デモ参加者を「害虫」扱い...なぜフランスの警官は、ほかの欧州諸国に比べて乱暴で高圧的なのか?
Why France Is Burning
10代の若者が警官に射殺され、各地で暴動が起きた(6月30日) JUAN MEDINAーREUTERS
<荒くれ者ぞろいの警官が貧困地区の移民を射殺、「差別はない」との建前と現実の大きな矛盾>
公式には人種差別の存在を否定しているフランスでアラブ系の少年が白人警官に殺され、怒りの暴動が全国各地で起きた。この国の治安当局に、暴力と人種差別の体質が染み込んでいる証拠だ。
そもそも大都市周辺の最貧地区では、以前から黒人やアラブ系の住民と警官隊が一触即発の状態にあった。しかもフランスの警官は、ほかの欧州諸国に比べて乱暴で高圧的なことで知られる。
去る6月27日、アルジェリア人とモロッコ人の血を引く17歳の少年がパリ西郊外のナンテールで、交通検問中の警官に射殺された。現場に居合わせた市民が一部始終をスマホで撮影し、ネットに上げた。その動画が瞬時に拡散し、暴動に火を付けた。2020年の米ミネソタ州ミネアポリスで黒人男性ジョージ・フロイドが警官に首を圧迫され、窒息死したときと同じだ。
あっという間だった。暴動はバンリュー(都会の外郭を成す環状線の外側にある地区)から都心のスラム街にも広がった。街頭にはバリケードができ、車や公共施設に火が放たれ、商店が略奪された。
フランスがこんな騒乱状態に陥るのは05年以来のことだ。あのときは、パリ郊外で警官に追われた若者3人が逃げ切れずに事故で2人が死亡、1人が重傷に。
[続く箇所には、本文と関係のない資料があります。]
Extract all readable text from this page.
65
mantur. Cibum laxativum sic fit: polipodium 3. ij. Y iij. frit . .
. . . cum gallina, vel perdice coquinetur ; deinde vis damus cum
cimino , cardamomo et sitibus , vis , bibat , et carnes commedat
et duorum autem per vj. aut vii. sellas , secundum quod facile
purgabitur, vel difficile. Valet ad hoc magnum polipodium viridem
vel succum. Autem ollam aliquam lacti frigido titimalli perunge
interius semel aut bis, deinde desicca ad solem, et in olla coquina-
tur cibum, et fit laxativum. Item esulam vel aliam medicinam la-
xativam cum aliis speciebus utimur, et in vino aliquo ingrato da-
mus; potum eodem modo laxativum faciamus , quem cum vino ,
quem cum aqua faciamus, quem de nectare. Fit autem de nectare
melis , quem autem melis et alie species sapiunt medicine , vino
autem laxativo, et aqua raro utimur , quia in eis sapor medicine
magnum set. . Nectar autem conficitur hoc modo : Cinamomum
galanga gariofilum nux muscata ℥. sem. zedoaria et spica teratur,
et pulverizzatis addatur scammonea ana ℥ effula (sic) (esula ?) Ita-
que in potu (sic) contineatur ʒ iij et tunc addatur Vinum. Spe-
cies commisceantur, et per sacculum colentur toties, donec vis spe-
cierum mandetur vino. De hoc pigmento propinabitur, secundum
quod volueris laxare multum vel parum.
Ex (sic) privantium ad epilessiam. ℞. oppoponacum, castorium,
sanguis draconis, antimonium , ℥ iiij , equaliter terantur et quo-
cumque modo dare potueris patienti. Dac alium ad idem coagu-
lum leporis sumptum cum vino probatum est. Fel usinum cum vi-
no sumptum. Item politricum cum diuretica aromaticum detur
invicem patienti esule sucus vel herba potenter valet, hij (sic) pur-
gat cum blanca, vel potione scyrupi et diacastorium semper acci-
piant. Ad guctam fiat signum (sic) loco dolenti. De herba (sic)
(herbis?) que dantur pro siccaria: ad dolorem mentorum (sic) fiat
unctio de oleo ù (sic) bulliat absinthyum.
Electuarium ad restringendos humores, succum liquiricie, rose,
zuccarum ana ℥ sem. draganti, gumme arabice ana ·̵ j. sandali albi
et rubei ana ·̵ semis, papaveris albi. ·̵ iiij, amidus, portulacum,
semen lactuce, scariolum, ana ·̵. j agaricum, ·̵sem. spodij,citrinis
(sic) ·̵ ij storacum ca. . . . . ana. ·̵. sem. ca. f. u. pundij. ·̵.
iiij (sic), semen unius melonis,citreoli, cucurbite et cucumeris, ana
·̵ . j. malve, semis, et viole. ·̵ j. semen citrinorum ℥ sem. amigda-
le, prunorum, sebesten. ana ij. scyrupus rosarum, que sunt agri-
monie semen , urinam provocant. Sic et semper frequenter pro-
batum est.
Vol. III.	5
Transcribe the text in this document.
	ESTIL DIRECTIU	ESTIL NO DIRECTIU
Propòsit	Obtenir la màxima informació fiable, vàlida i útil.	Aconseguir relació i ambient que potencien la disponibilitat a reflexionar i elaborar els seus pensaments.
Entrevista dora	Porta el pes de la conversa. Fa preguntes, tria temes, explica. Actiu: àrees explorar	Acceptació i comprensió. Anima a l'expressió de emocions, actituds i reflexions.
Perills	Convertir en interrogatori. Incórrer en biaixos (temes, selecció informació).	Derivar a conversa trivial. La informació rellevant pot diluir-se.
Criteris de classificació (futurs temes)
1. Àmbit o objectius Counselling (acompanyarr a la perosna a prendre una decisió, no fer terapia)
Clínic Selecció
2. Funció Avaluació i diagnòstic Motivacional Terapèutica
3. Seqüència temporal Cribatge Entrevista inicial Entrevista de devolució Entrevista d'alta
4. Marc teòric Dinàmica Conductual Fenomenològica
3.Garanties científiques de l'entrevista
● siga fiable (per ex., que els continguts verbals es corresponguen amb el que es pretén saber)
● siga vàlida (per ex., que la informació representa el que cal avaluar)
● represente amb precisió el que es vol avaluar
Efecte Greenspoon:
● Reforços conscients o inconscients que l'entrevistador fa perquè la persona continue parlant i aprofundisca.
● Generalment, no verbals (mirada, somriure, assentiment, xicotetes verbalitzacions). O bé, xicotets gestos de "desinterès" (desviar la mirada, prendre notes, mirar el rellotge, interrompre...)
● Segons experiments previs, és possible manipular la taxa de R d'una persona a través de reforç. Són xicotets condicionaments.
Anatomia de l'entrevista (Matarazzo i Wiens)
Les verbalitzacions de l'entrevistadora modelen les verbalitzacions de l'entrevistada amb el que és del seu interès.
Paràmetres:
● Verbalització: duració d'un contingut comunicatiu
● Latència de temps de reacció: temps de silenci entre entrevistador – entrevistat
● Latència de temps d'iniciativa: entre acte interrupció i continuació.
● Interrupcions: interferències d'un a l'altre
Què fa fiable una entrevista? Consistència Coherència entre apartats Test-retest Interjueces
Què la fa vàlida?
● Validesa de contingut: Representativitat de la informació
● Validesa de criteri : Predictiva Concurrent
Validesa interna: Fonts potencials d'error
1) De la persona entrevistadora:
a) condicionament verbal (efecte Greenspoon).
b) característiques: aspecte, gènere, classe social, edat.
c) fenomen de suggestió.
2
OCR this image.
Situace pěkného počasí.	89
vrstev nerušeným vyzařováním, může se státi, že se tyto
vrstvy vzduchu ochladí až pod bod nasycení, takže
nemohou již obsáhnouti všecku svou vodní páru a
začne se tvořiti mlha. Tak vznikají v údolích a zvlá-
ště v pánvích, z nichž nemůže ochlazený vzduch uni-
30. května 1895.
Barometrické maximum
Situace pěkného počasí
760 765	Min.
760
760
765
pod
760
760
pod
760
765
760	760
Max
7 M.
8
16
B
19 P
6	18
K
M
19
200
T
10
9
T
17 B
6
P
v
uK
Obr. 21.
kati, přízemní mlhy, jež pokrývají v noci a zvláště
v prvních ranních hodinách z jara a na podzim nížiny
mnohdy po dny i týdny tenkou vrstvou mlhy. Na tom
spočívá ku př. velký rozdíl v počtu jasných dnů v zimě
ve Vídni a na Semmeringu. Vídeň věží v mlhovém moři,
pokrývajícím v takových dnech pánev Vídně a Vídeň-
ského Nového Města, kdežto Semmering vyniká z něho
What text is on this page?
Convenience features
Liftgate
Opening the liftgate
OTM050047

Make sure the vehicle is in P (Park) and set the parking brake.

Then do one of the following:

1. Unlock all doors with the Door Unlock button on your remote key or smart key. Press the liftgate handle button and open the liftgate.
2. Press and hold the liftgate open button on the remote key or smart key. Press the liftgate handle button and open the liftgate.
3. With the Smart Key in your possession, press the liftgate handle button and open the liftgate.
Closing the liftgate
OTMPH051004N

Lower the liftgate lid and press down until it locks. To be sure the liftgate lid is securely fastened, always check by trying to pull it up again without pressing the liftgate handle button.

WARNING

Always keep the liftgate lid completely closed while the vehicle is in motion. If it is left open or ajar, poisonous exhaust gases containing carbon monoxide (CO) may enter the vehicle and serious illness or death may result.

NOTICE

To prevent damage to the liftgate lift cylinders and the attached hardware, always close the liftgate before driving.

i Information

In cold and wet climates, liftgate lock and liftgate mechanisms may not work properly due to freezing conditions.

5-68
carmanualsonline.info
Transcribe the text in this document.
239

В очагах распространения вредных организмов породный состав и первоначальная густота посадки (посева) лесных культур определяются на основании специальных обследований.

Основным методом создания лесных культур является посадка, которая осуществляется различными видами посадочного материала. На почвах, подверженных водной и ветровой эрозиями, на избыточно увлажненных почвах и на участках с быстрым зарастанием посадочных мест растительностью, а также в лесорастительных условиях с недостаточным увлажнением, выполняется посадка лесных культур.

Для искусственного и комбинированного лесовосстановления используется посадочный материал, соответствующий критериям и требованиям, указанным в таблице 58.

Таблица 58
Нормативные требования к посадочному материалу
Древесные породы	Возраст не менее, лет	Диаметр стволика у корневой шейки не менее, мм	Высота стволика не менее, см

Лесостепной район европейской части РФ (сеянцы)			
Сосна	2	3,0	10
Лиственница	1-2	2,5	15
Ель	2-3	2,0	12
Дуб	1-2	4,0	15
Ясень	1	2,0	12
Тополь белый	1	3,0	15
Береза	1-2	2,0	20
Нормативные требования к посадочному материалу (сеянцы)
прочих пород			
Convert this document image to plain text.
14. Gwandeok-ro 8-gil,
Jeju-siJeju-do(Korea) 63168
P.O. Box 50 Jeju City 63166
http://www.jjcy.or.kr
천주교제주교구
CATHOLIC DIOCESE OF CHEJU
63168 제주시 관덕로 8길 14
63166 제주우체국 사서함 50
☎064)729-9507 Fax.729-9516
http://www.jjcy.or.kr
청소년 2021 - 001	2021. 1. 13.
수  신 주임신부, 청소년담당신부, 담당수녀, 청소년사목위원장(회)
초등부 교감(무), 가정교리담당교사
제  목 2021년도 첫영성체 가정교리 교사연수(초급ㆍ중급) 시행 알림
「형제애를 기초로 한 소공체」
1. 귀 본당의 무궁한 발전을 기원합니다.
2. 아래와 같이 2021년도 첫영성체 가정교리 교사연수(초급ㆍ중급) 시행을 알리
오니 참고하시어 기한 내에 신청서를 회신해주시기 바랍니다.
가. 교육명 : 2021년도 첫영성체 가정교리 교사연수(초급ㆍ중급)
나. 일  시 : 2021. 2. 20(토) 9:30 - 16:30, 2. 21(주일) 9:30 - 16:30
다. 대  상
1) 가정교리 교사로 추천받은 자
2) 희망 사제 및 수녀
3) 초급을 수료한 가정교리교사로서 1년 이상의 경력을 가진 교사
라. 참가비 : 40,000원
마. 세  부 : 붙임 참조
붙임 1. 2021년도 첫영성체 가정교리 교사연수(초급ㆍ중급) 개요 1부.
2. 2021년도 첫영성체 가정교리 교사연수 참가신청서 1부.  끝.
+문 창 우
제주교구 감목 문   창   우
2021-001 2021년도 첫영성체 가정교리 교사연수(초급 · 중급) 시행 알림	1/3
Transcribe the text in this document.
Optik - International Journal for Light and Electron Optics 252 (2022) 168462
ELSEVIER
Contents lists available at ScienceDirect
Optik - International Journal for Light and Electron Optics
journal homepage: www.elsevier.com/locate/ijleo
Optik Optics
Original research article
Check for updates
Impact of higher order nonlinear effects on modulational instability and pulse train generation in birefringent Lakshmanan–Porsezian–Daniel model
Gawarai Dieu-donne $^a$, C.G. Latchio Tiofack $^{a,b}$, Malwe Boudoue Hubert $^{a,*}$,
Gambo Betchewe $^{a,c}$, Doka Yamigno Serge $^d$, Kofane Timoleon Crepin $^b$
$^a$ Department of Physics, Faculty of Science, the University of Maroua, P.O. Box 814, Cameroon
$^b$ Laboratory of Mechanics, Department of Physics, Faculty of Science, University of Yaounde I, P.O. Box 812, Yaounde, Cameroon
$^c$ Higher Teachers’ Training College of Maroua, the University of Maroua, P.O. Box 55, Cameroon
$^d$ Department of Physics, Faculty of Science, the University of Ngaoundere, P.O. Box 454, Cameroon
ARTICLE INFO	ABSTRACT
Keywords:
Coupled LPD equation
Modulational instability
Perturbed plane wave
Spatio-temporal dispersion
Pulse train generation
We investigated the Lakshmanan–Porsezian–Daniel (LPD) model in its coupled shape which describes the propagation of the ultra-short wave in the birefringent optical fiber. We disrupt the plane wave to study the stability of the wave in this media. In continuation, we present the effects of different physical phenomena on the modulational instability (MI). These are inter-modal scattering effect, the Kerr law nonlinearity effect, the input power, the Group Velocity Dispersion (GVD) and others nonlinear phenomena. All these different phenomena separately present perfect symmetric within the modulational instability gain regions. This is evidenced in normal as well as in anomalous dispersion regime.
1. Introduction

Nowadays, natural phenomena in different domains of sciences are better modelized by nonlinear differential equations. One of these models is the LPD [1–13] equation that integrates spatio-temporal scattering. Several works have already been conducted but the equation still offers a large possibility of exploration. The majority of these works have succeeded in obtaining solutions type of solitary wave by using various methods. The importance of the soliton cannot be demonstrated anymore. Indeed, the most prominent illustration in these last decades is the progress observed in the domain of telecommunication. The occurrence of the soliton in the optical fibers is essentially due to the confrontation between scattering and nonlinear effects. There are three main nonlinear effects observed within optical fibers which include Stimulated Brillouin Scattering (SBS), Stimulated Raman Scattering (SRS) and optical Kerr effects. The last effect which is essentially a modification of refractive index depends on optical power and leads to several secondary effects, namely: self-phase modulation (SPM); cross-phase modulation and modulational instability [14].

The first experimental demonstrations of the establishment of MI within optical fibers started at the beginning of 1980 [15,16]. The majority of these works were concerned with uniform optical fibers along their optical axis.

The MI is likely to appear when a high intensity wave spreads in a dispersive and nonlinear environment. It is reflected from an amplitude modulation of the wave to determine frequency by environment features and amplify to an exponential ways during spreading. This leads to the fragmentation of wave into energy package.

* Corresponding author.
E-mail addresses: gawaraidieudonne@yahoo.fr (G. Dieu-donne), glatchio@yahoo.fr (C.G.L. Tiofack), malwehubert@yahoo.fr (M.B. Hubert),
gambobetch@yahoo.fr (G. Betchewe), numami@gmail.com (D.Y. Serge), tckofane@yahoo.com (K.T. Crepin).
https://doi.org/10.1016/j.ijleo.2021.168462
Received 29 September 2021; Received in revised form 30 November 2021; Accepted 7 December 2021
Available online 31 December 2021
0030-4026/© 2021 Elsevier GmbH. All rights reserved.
被害者と同じマイノリティーたちの怒りが爆発し、暴動は3週間も続いた。
フランスの警察には「人種差別と残虐性という二重の問題」があるのに、「歴代の政権はどちらからも目を背けてきた」と指摘するのは、グルノーブル政治学院の社会学者セバスチャン・ロシェだ。
似たような事件の映像が出回った例は過去にもあるが、「ここまでひどいのは初めて」だと言ったのは、リール大学教授のエリック・マルリエール。それは「フロイドの事件を想起させる残酷な映像」で、だからこそ激しい抗議が起きたとみる。
フランスでは今年、エマニュエル・マクロン大統領の進める強引な年金制度改革に怒った人々の抗議活動が何カ月も続いていた。今度の事件は、そうした怒りの炎に油を注ぐ格好になった。ブリュッセルでのEU首脳会議に出席していた大統領は、慌ててパリに戻った。予定していたドイツ訪問も、取りあえず延期するしかなかった。
フランスの警察は昔から高圧的で、特に異民族には厳しかった。1961年にはパリの警視総監モーリス・パポンの指揮下にある警官隊が、アルジェリアの独立を求めるデモ隊に襲いかかり、何十人(何百人という説もある)もの市民を虐殺している。